A visitor arriving to our planet from outer space would discover a world filled with chaos and anger and, parenthetically, a world that is leaderless and rudderless. The world order that was so familiar to most of the world just a few years ago has deteriorated, leaving many of its inhabitants scared, confused and concerned for the future of the globe. Ironically, people are less concerned about a nuclear exchange or an intercontinental world war – though, no doubt, these issues are at the periphery of their thoughts. Most are concerned with such basic issues as personal safety, jobs and, law and order in their respective urban centers as, for example what we have seen of late in London, Philadelphia , or Cairo. And, there are those who are preoccupied with the collapse of the global economic structure, its consequences on global markets and the prospects of a worldwide depression.
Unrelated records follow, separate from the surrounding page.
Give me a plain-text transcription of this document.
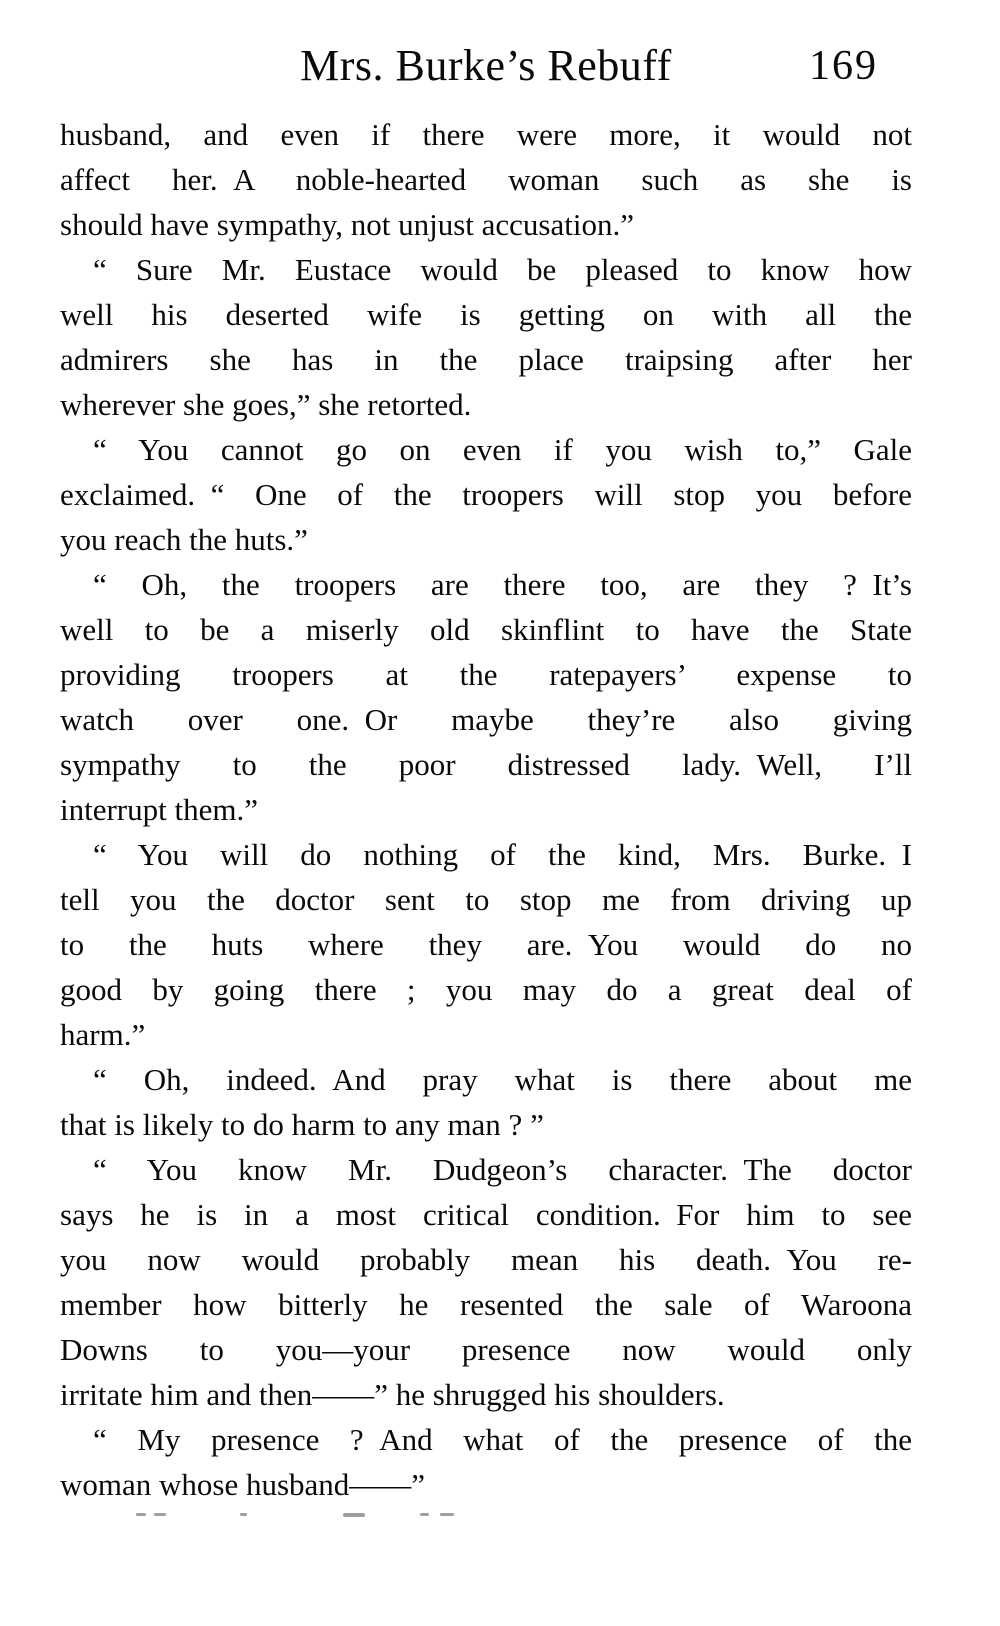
Mrs. Burke’s Rebuff	169
husband, and even if there were more, it would not
affect her. A noble-hearted woman such as she is
should have sympathy, not unjust accusation.”
“ Sure Mr. Eustace would be pleased to know how
well his deserted wife is getting on with all the
admirers she has in the place traipsing after her
wherever she goes,” she retorted.
“ You cannot go on even if you wish to,” Gale
exclaimed. “ One of the troopers will stop you before
you reach the huts.”
“ Oh, the troopers are there too, are they ? It’s
well to be a miserly old skinflint to have the State
providing troopers at the ratepayers’ expense to
watch over one. Or maybe they’re also giving
sympathy to the poor distressed lady. Well, I’ll
interrupt them.”
“ You will do nothing of the kind, Mrs. Burke. I
tell you the doctor sent to stop me from driving up
to the huts where they are. You would do no
good by going there ; you may do a great deal of
harm.”
“ Oh, indeed. And pray what is there about me
that is likely to do harm to any man ? ”
“ You know Mr. Dudgeon’s character. The doctor
says he is in a most critical condition. For him to see
you now would probably mean his death. You re-
member how bitterly he resented the sale of Waroona
Downs to you—your presence now would only
irritate him and then——” he shrugged his shoulders.
“ My presence ? And what of the presence of the
woman whose husband——”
Pictures shown on TV show images that are hard to believe, they defy realities we have known for decades. The burning streets of London when juxtaposed with the recent royal wedding; Egypt’s dictator Hosni Mubarak, humiliated and helpless in a cage on trial in Cairo, when only a year ago a confident Mubarak set out to anoint his son Jamal as his successor. And in Syria, Assad is killing his own citizens literally “in front of a watching world.” All this seems perhaps unreal, lets say a bit surreal, but in the brave new world of Obama and Cameron it has become a reality.
CBS News reported on August 13, 2011 on “Stubborn poverty and high unemployment, services slashed due to recessionary budget cuts, a breakdown of social values, social media that bring people together for good or bad at the speed of the Internet, and finally a handful of actual attacks, isolated and hard to explain, by bands of youths in U.S. cities.” The report pointed out that “Racial friction is an uncertain element. In Britain,TV images have shown mixed-race crowds creating mayhem. In recent mob violence in Philadelphia and Milwaukee, attackers were black and victims white. Even though it’s unclear how much race motivates today’s mob violence, many see it as one of a combination of factors, which together make the grip of American law and order feel less secure.”
Peggy Noonan in her Wall Street Journal column of Friday August 12, 2011 wrote “What we’re seeing on the streets in Britain right now is something we may be starting to see here [in the U.S.]”
While London and other British cities were burning, the United Kingdom’s police force appeared helpless in facing off against gangs of hoodlums undeterred by figures of law and order. The “tough” words of Prime Minister David Cameron did not put fear in the hearts of British gang members who are, in large measure, the sons and daughters of immigrants, and whose arrogance is a bi-product of the British multi-cultural legacy. In America, the ruinous economic policies of an amateurish president, Barak Obama, have caused the S&P to downgrade the U.S. credit rating and plunge the U.S. into a social and economic mess.
The pro-western Arab regimes of Egypt and Tunisia have collapsed, and the prospect of increased Islamization – of the Sunni variety – appears likely throughout the Arab Middle East. In the meantime, the Arab world faces increased economic hardships, instability and chaos.